Best alpha parameter is: 10000.0
R-squared of the model on the training set is: 0.7588691942850861
-----Test set statistics-----
R-squared of the model on the test set is: 0.8300983141022953
Mean absolute error of the prediction is: 21352.809003397495
Mean squared error of the prediction is: 1140669641.6528702
Root mean squared error of the prediction is: 33773.801113479516
Mean absolute percentage error of the prediction is: 12.478787895910818


## Build a model using ElasticNet Regression

In [21]:
from sklearn.linear_model import ElasticNetCV

elasticregr = ElasticNetCV(alphas=alphas, cv=5) 
elasticregr.fit(X_train, y_train)

# We are making predictions here
y_preds_train = elasticregr.predict(X_train)
y_preds_test = elasticregr.predict(X_test)

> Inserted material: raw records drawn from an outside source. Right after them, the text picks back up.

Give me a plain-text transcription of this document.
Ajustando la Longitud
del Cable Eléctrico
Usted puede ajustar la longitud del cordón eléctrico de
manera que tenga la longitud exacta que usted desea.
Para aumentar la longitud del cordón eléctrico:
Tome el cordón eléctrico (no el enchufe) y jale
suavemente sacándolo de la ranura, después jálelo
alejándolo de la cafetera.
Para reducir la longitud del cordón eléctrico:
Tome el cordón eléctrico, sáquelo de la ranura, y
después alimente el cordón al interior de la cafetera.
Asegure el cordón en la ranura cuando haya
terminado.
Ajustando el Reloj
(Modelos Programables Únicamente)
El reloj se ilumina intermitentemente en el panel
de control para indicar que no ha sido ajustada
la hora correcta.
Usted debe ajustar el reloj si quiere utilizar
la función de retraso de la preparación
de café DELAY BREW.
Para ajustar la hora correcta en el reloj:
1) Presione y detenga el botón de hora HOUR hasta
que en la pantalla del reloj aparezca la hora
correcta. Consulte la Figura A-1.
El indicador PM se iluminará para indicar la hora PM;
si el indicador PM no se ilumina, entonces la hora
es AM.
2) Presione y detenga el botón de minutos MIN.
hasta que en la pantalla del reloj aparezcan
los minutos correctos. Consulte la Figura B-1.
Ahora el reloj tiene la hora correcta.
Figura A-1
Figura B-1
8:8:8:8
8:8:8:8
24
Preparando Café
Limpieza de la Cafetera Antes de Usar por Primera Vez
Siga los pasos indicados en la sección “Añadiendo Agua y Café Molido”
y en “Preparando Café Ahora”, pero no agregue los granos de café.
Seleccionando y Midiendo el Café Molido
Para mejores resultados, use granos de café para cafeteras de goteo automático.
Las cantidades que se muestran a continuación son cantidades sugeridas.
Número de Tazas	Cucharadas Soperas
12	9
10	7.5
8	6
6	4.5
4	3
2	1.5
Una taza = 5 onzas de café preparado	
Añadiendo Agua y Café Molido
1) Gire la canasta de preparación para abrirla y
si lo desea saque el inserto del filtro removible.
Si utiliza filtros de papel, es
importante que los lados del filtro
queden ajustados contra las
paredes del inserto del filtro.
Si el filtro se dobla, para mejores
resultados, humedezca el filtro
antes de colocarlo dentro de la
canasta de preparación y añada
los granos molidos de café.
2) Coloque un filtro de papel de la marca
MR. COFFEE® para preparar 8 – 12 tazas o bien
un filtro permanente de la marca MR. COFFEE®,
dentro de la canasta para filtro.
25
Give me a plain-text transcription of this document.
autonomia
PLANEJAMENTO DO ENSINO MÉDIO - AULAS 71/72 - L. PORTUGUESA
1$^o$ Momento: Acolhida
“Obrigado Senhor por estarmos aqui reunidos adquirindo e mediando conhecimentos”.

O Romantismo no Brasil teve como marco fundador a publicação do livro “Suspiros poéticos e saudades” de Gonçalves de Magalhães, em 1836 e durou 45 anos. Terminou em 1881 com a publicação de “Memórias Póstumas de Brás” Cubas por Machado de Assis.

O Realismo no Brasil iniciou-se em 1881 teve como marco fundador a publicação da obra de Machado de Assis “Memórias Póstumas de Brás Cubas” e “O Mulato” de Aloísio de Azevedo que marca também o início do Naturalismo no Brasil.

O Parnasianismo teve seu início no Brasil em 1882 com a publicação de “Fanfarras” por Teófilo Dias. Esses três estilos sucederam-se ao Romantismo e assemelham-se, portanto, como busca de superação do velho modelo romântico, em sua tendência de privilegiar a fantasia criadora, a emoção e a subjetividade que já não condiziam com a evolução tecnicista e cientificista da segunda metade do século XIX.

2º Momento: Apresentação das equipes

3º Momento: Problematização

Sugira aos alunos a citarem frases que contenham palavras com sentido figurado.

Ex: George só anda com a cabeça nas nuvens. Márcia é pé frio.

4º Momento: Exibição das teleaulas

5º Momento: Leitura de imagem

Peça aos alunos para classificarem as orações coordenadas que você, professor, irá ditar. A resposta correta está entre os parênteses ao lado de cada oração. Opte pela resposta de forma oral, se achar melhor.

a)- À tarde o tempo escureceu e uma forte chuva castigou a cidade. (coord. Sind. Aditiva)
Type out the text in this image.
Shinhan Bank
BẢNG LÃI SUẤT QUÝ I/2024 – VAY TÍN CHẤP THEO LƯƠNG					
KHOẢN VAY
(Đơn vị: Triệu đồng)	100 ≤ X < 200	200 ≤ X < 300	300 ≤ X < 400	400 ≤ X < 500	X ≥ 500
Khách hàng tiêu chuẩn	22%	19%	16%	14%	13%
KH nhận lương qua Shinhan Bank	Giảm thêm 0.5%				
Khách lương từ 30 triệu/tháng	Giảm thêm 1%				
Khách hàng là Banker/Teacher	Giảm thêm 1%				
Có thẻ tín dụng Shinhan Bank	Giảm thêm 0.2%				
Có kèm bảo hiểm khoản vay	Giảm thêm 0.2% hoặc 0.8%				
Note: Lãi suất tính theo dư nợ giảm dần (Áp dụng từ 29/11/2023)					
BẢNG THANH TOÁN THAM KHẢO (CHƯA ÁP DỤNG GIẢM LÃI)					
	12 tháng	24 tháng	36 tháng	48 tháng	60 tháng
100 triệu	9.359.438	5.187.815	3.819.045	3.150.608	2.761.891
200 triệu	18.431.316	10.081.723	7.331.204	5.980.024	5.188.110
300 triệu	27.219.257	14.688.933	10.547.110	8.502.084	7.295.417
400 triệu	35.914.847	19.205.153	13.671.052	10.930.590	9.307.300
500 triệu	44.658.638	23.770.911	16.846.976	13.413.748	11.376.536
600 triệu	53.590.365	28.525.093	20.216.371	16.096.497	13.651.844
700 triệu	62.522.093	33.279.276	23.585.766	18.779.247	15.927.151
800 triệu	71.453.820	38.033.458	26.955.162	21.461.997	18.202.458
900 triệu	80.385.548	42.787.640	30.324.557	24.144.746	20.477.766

print("Best alpha parameter is: {}".format(elasticregr.alpha_))
print("R-squared of the model on the training set is: {}".format(elasticregr.score(X_train, y_train)))
print("-----Test set statistics-----")
print("R-squared of the model on the test set is: {}".format(elasticregr.score(X_test, y_test)))
print("Mean absolute error of the prediction is: {}".format(mean_absolute_error(y_test, y_preds_test)))
print("Mean squared error of the prediction is: {}".format(mse(y_test, y_preds_test)))
print("Root mean squared error of the prediction is: {}".format(rmse(y_test, y_preds_test)))
print("Mean absolute percentage error of the prediction is: {}".format(np.mean(np.abs((y_test - y_preds_test) / y_test)) * 100))


Best alpha parameter is: 100.0
R-squared of the model on the training set is: 0.7582224451036733
-----Test set statistics-----
R-squared of the model on the test set is: 0.8308562129328529
Mean absolute error of the prediction is: 21247.470054706042
Mean squared error of the prediction is: 1135581333.18263
Root mean squared error of the prediction is: 33698.387694111276
Mean absolute percentage error of the prediction is: 12.410320240695393


Based on the results for each model, it's difficult to tell which one is the best, as each have their own positive and negative aspects. For example, OLS has the highest R-squared value, but also has the highest error values. Because the difference in R-squared is much smaller than the difference in errors, I'll remove OLS from the running. In conclusion, Lasso or ElasticNet regression provide the best models, with nearly identical results.